Антагонизм сил представляет, однако, только низшую форму мировой механики, соответствующую отвергаемой Дюрингом борьбе за существование. Высшую форму составляет соединение сил для совокупного действия. Здесь является вместе с тем и новое начало, существенно видоизменяющее механическое воззрение на природу, именно начало цели. Дюринг восстает против тех, которые изгоняют цель из естествоведения. Это значит произвольно ограничивать свой кругозор и лишать себя одного из важнейших способов познания вещей. В особенности явления органической жизни неотразимо указывают на присущую им цель. Надобно только устранить понятие о предвзятом намерении и видеть в цели не более как заранее определенное стремление. Дюринг не объясняет, каким образом возможно такое предварительное определение силы вовсе еще не существующим результатом многих совокупных движений. Нет сомнения, что принятием этого начала облегчается объяснение многих явлений; но оно противоречит основаниям системы. В мировую механику вносится совершенно чуждый ей элемент, для которого она служит только средством. Между тем Дюринг, по-видимому, даже и не подозревает этого противоречия. Он, с одной стороны, видит во всей органической жизни присущую ей целесообразность, а с другой стороны, стоит на том, что организм не что иное, как сложная форма самостоятельного механического развития. Точно так же он утверждает, с одной стороны, что природа управляется необходимыми и неизменными законами, а с другой стороны, ввиду того, что в природе цели не всегда достигаются, он приписывает ей бесчисленные ошибки, указывая при этом на недоноски, как будто недоноски с точки зрения механических сил не составляют совершенно такого же необходимого явления, как и правильно рожденные существа.

Но высшее свое приложение начало цели находит в области сознания. Дюринг видит в сознании конечную цель всего мирового процесса: природа стремится прийти к самоощущению и выяснить себе свои законы. Здесь, по собственному признанию автора, мы вступаем уже в иной мир, представляющий нс количественное только продолжение предыдущего, а скачок к качественно различным явлениям. Самый факт происхождения субъективного начала остается для нас необъяснимым; наука не может указать тут никакого закона. Тем не менее «в угоду единообразной систематике», как выражается Дюринг, мы необходимо принуждены признать субъективную область явлением тех же механических законов, которые управляют всем миром. В силу той же систематики, все явления сознания должны быть поняты как аналогические друг с другом.
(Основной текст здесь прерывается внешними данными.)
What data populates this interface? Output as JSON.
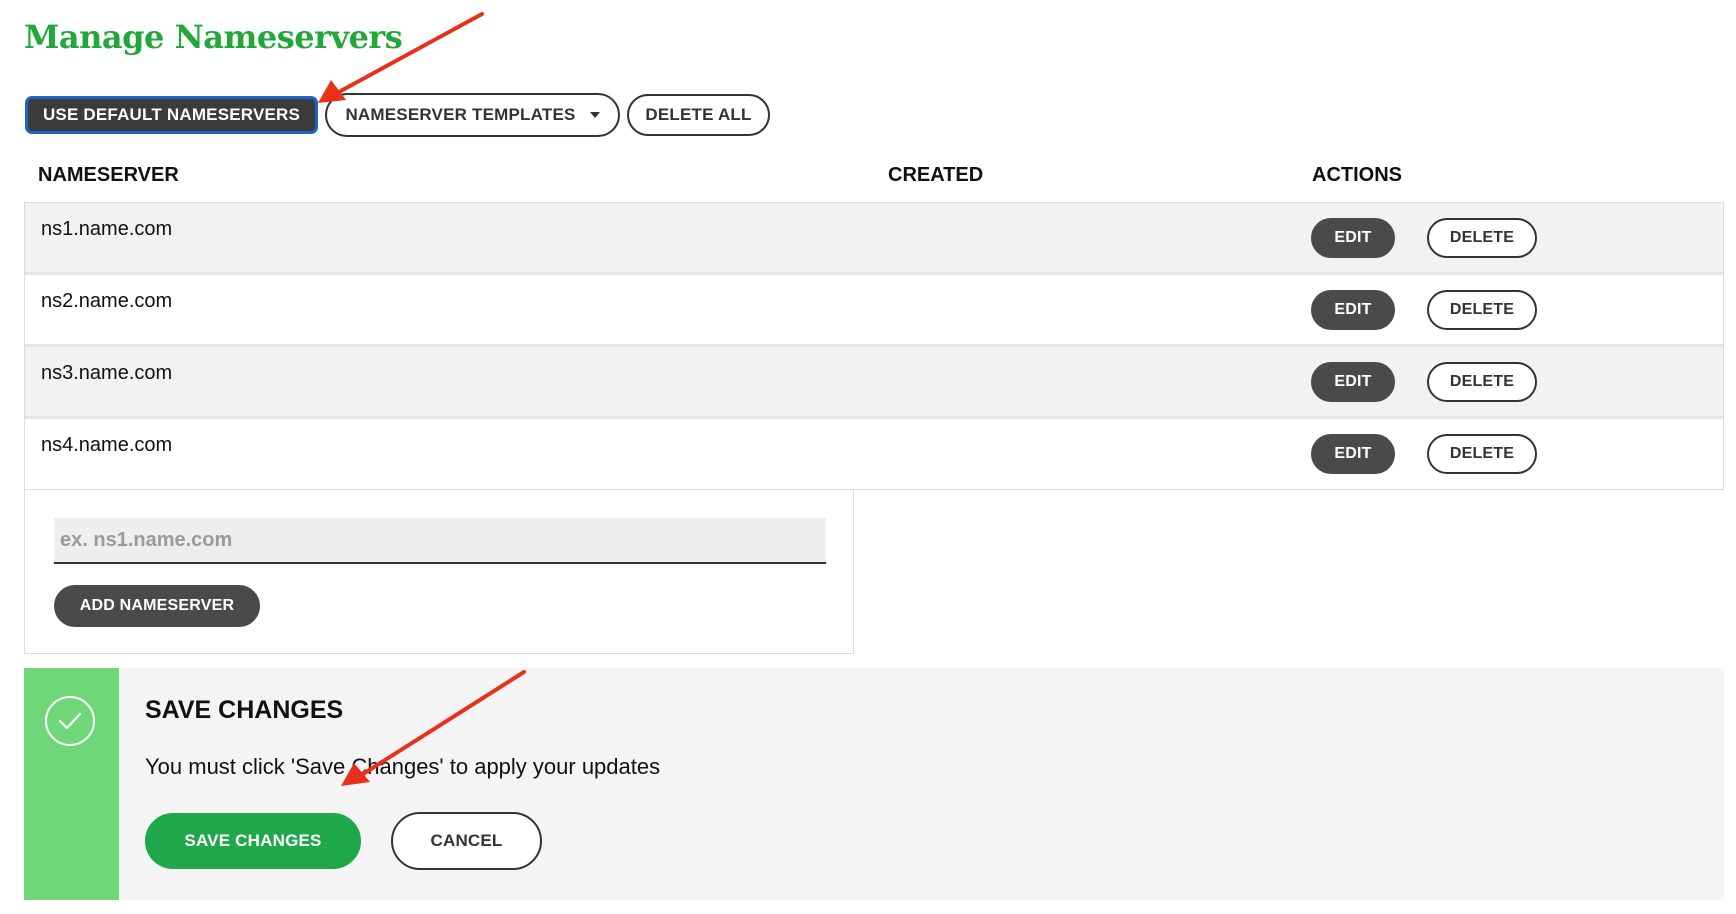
{
  "page": {
    "title": "Manage Nameservers",
    "accent_green": "#22a83a"
  },
  "toolbar": {
    "use_default_label": "USE DEFAULT NAMESERVERS",
    "templates_label": "NAMESERVER TEMPLATES",
    "delete_all_label": "DELETE ALL"
  },
  "table": {
    "headers": [
      "NAMESERVER",
      "CREATED",
      "ACTIONS"
    ],
    "rows": [
      {
        "nameserver": "ns1.name.com",
        "created": "",
        "edit_label": "EDIT",
        "delete_label": "DELETE"
      },
      {
        "nameserver": "ns2.name.com",
        "created": "",
        "edit_label": "EDIT",
        "delete_label": "DELETE"
      },
      {
        "nameserver": "ns3.name.com",
        "created": "",
        "edit_label": "EDIT",
        "delete_label": "DELETE"
      },
      {
        "nameserver": "ns4.name.com",
        "created": "",
        "edit_label": "EDIT",
        "delete_label": "DELETE"
      }
    ]
  },
  "add_form": {
    "input_value": "",
    "input_placeholder": "ex. ns1.name.com",
    "add_label": "ADD NAMESERVER"
  },
  "save_panel": {
    "icon": "check-circle-icon",
    "title": "SAVE CHANGES",
    "message": "You must click 'Save Changes' to apply your updates",
    "save_label": "SAVE CHANGES",
    "cancel_label": "CANCEL",
    "strip_color": "#6fd77a",
    "save_color": "#1fa84a"
  },
  "annotations": {
    "arrow_color": "#e8311a"
  }
}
Вследствие этого Дюринг зрение сводит на осязание как на основной тип. По его мнению, зрение, так же как осязание, основано на чувстве внешнего сопротивления и представляет только известную форму мировой механики. Если современная оптика не дошла еще до этого убеждения, то это доказывает лишь полную се несостоятельность.

Значение всего этого субъективного процесса Дюринг видит в ''истолковании" природы. Но это истолкование тут же оказывается источником самостоятельной силы. Оно должно не только служить выражением законов природы, но и воздействовать на последнюю, исправляя ее ошибки и придавая ей высшую форму. Посредством сознания природа достигает высших целей. Орудиями в этой новой деятельности служат ей соединенные с самоощущением влечения. Однако Дюринг признает это значение влечений второстепенным; главное же заключается в приносимом ими удовлетворении, которое есть цель сама по себе. С этой точки зрения, они должны служить нам руководителями, указывая на то, что требуется природою. Даже те влечения, которые обыкновенно считаются пороками, как-то: месть, зависть, ревность — полезны в экономии природы. Тем не менее так как природе свойственно ошибаться, то и тут ей случается произвести такие влечения, которые решительно никуда не годятся и идут наперекор ее целям. Таковы кровожадность, честолюбие, алчность. Вследствие этого над этими учителями воздвигается новый учитель, ум, который подвергает влечения разбору, уничтожает негодные и облагороживает остальные. Откуда берутся у человека понятия о благородном и неблагородном, остается неизвестным; в механике, очевидно, они нс заключаются. Дюринг говорит только, что оценка должна быть ''чисто субъективная".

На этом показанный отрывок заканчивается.